Mas nada mais importava, ela não
voltará. Não importa que o sol saia na hora do enterro, que esta chuva
torrencial pare. Perdi seu amor, seus olhos... Meu prazer. E chegara a hora de
fechar a tampa do caixão. A última visão de seu rosto antes que aquela tampa de
madeira fosse abaixada ficaria em minha mente para sempre. Uma fresta de alguns
centímetros, um sorriso de lado e a tampa se fechou para sempre num barulho
estrondoso. Poderia ter contado a todos
o que vi e fazer um escândalo, me jogar na cova junto com você. Mas para quê?

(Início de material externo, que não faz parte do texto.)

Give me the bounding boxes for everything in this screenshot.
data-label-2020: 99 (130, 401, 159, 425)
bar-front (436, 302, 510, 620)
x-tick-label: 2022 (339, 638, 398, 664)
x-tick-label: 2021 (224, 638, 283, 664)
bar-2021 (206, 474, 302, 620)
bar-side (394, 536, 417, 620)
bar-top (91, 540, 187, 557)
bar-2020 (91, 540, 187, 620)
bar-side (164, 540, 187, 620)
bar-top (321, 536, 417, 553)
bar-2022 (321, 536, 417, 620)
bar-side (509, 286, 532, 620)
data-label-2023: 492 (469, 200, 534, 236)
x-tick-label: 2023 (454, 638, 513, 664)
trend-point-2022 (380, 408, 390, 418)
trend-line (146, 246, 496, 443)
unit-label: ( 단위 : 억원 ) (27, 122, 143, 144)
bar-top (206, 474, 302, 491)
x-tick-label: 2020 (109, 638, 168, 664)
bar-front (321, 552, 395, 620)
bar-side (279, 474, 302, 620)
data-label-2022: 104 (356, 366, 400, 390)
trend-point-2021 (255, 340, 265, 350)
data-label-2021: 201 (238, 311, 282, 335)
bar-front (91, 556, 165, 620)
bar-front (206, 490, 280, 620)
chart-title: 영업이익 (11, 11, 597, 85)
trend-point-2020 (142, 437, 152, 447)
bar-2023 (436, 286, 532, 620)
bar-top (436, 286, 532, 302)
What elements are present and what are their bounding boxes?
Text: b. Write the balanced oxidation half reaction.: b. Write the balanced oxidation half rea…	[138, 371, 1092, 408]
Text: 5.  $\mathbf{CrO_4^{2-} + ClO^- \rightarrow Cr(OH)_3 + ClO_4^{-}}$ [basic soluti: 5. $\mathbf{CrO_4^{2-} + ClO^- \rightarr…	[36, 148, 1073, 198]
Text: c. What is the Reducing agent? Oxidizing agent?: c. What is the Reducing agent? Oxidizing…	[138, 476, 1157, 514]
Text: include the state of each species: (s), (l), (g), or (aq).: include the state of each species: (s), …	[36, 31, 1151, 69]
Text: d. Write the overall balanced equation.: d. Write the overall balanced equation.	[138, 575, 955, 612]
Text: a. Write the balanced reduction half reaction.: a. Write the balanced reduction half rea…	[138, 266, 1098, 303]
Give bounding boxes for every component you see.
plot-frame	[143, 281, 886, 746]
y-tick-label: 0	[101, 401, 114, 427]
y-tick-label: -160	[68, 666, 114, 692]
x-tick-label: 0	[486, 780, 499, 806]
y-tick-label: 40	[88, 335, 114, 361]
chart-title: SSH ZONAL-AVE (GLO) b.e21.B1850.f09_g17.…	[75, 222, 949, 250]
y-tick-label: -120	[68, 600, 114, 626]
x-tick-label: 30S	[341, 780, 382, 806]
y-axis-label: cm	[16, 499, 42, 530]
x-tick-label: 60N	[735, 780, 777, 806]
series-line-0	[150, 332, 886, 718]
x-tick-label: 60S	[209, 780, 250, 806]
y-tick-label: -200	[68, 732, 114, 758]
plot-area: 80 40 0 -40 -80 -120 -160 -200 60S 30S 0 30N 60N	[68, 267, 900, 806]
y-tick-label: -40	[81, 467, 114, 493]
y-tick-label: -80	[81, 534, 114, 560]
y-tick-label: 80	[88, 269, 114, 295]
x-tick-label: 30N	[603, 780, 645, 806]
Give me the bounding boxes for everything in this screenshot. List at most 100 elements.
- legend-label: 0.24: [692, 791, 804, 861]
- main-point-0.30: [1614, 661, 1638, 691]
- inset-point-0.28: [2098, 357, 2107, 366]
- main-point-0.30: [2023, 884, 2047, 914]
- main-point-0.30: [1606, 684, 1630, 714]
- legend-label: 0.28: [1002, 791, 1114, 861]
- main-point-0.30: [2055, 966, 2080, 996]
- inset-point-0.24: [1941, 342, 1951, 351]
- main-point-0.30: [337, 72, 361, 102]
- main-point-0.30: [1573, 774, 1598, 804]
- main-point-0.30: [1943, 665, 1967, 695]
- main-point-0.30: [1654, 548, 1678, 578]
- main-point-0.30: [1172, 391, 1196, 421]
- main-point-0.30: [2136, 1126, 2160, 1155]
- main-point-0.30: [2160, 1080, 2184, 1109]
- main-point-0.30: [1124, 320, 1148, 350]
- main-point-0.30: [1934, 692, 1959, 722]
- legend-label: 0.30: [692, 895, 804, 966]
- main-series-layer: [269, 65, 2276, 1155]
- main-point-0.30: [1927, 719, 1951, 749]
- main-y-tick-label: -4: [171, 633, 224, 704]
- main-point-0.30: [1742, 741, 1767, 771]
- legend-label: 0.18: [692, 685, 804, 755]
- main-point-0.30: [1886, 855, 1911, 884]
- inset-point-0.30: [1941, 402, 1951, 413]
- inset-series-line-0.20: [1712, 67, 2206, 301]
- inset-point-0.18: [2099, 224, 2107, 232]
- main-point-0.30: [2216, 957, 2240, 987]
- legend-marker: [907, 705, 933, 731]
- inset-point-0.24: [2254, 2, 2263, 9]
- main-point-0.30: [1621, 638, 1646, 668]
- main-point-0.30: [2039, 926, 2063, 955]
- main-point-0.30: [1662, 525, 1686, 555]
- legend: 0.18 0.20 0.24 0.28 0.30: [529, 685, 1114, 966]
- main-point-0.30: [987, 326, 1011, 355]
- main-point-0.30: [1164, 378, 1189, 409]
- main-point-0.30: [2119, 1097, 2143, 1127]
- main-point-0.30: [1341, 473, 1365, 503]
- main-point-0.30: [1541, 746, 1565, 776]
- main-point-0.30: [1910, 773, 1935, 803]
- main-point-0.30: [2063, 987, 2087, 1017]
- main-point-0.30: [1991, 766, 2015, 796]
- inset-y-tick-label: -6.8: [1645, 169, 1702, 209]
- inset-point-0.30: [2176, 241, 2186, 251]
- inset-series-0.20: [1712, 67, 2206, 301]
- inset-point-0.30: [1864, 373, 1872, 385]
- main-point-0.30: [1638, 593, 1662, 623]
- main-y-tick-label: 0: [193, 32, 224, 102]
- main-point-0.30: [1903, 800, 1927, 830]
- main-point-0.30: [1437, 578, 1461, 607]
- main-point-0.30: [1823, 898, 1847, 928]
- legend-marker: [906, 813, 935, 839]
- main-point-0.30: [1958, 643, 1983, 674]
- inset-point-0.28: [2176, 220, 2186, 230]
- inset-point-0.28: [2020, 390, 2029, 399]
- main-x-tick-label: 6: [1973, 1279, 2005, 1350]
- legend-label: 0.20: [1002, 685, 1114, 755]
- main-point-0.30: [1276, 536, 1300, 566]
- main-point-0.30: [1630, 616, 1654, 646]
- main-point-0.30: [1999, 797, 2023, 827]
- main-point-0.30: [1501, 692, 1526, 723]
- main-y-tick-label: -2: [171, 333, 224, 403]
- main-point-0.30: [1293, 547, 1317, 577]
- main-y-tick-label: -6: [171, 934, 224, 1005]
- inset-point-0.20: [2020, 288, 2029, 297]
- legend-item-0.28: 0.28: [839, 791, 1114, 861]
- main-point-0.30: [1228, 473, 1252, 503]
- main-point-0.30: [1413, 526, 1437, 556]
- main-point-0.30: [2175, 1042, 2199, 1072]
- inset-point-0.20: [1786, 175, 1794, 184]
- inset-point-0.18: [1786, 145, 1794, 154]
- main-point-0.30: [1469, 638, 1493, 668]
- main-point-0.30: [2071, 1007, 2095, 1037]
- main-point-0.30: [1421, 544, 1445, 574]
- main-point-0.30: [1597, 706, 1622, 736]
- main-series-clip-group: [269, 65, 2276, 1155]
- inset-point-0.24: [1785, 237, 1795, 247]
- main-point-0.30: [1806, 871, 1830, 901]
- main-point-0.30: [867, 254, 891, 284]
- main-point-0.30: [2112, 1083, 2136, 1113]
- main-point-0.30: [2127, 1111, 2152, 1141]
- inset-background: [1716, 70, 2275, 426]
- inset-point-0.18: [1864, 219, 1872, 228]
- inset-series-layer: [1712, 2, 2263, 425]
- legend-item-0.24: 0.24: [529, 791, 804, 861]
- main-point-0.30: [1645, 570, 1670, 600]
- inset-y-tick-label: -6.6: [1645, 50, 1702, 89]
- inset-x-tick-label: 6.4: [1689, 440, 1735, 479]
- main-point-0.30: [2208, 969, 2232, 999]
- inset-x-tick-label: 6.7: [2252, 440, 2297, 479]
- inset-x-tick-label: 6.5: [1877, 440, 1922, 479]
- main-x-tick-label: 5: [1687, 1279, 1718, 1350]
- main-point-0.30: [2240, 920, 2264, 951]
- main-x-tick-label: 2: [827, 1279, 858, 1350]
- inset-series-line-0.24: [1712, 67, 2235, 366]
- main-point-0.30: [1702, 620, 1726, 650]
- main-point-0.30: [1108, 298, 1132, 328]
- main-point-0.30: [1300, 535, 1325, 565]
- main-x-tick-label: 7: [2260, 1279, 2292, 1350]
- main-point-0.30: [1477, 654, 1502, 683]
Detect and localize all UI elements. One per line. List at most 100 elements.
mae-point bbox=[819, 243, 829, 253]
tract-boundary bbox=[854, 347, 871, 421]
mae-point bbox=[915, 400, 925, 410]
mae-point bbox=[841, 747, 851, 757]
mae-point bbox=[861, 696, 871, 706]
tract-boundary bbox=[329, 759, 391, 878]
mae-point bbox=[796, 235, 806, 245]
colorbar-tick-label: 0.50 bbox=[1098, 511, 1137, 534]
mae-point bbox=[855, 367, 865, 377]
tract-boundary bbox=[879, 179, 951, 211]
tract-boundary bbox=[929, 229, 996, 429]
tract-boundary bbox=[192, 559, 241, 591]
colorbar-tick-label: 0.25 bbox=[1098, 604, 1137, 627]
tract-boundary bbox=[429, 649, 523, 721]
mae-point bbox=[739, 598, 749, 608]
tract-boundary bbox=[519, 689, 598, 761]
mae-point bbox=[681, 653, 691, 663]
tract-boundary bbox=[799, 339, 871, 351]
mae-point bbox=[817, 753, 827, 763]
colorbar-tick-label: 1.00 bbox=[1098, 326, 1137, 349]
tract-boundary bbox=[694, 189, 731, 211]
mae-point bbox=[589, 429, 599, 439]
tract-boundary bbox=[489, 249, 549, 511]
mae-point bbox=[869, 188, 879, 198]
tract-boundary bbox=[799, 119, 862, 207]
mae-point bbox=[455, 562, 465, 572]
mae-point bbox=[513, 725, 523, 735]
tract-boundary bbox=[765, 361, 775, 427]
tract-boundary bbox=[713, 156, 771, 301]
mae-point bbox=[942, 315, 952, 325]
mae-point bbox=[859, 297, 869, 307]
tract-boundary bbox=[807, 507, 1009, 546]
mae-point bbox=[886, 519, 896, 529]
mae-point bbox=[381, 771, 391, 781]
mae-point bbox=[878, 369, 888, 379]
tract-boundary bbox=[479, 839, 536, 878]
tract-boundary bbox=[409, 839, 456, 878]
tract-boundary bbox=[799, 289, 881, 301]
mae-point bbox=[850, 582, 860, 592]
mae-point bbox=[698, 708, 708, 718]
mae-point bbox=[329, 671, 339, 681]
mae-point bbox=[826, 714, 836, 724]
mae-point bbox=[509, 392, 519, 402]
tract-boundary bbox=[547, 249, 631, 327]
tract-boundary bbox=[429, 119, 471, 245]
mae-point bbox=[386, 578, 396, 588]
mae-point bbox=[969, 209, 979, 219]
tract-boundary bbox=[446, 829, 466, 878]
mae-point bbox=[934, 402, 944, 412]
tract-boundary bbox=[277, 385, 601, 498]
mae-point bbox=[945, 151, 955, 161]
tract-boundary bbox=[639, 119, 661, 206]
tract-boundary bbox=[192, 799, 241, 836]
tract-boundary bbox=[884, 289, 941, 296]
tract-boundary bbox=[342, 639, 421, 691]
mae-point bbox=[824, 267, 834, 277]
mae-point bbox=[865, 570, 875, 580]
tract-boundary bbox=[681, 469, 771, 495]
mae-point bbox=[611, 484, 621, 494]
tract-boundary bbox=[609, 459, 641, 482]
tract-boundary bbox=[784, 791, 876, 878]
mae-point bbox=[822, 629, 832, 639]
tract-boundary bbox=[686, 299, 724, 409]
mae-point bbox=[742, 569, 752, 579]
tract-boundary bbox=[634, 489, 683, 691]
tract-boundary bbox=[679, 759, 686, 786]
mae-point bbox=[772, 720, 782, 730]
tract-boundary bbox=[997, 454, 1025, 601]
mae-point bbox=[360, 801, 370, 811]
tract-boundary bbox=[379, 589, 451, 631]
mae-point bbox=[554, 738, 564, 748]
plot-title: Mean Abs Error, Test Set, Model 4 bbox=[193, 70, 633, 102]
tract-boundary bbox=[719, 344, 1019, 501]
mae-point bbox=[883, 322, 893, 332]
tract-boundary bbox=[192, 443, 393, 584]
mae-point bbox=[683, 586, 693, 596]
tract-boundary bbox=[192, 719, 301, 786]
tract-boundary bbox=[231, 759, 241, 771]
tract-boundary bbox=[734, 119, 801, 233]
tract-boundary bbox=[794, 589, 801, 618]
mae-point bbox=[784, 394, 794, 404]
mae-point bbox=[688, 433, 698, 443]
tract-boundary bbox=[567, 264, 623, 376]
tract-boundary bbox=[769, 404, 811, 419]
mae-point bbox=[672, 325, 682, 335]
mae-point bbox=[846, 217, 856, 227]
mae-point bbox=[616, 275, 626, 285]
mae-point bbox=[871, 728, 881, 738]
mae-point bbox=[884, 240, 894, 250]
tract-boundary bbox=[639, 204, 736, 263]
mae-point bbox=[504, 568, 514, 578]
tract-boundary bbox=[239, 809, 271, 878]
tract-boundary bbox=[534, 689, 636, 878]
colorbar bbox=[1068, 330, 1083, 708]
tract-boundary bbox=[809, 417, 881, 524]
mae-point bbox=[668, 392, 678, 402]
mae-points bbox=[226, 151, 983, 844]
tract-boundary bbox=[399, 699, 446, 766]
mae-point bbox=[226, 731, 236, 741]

Preferi o silêncio e o enterro, pois assim enterraria também todos os meus
pecados. E anos depois, quando reabrissem seu caixão e vissem as marcas de suas
unhas cravadas na tampa, não me culpariam. E nem teriam como provar que eu fui
a única que te vi esboçar um sorriso antes que a tampa fosse fechada. Só espero
que não tenha tido forças o suficiente para deixar algum recado escrito à unha
e sangue, me entregando.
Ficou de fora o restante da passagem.